Mevzim; bu çağda, bu günde, bu Ankara'da ve bu işte. 
İyi veya özgün olmak değil, "vasat olmak" olmalı derdim.


Rabbimiz öyle büyük, öyle şanlı, öyle akıl almaz ki!
Karnım tok, sırtım pek, çayım ve sigaram var ve ben mutsuzum!
Yani nankörüm!
Rabbimiz bizim aklımızla bize davranacak olsaydı bizimle uğraşmaz, bizi bırakıp giderdi.

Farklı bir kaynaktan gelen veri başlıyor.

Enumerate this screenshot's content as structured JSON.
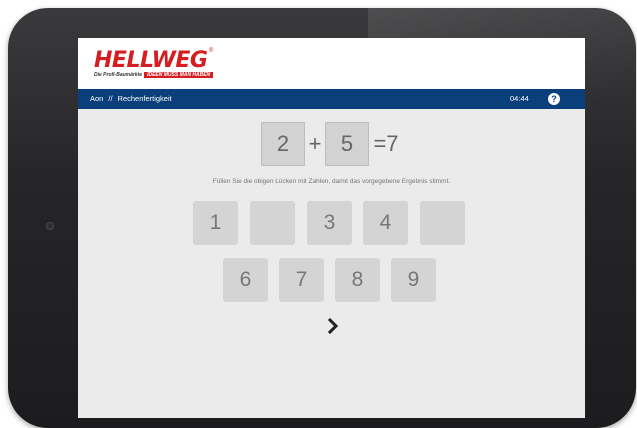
{
  "brand": {
    "name": "HELLWEG",
    "tagline_small": "Die Profi-Baumärkte",
    "tagline": "IDEEN MUSS MAN HABEN",
    "color": "#d51e22"
  },
  "navbar": {
    "crumb_first": "Aon",
    "separator": "//",
    "crumb_second": "Rechenfertigkeit",
    "timer": "04:44",
    "help_icon": "?",
    "color": "#0a3f7c"
  },
  "equation": {
    "left": "2",
    "operator": "+",
    "right": "5",
    "result": "=7"
  },
  "instruction": "Füllen Sie die obigen Lücken mit Zahlen, damit das vorgegebene Ergebnis stimmt.",
  "keypad": {
    "row1": [
      "1",
      "",
      "3",
      "4",
      ""
    ],
    "row2": [
      "6",
      "7",
      "8",
      "9"
    ]
  },
  "next_icon": "chevron-right-icon"
}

Birçok eylemimizi, gerçek manada acıkmadan yaptığımız için tadımız eksik.
Acıkmadan yiyor, acıkmadan dost oluyor, acıkmadan okuyup yazıyor ve acıkmadan seviyoruz.
Sonuç hüsran!

Acıkmak gerek.

x

Dere, çay, ırmak, nehir... İnsanlar gibi boy boy. Bulana durula akarlar. Yine insanlar gibi. Suyu ilkbahardaartar, yazın azalır, bazen kurur. Hep insan, yine insan. Azalır, çoğalır, etrafını sular, sulamaz, taş taşır, çöp taşır, kızar bağırır, söker götürür. Hepsi; dere, çay, ırmak, nehir... Hepsi denize kavuştuğunda su olur, sessizleşir, başka bir ses olur.

x

Baharı gönlünde taşıyana…  

Sen oradan baktığında beni mutlu görüyor, ahh onun yerinde olmak isterdim diyorsun, ben başkasına, başkası bir başkasına imreniyor.

Daha bu sabah, evet bu sabah, şöyle düşünüyordum. Heybemi sırtıma alayım ve ölene kadar yürüyeyim, dolaşayım, hesapsız yaşayayım.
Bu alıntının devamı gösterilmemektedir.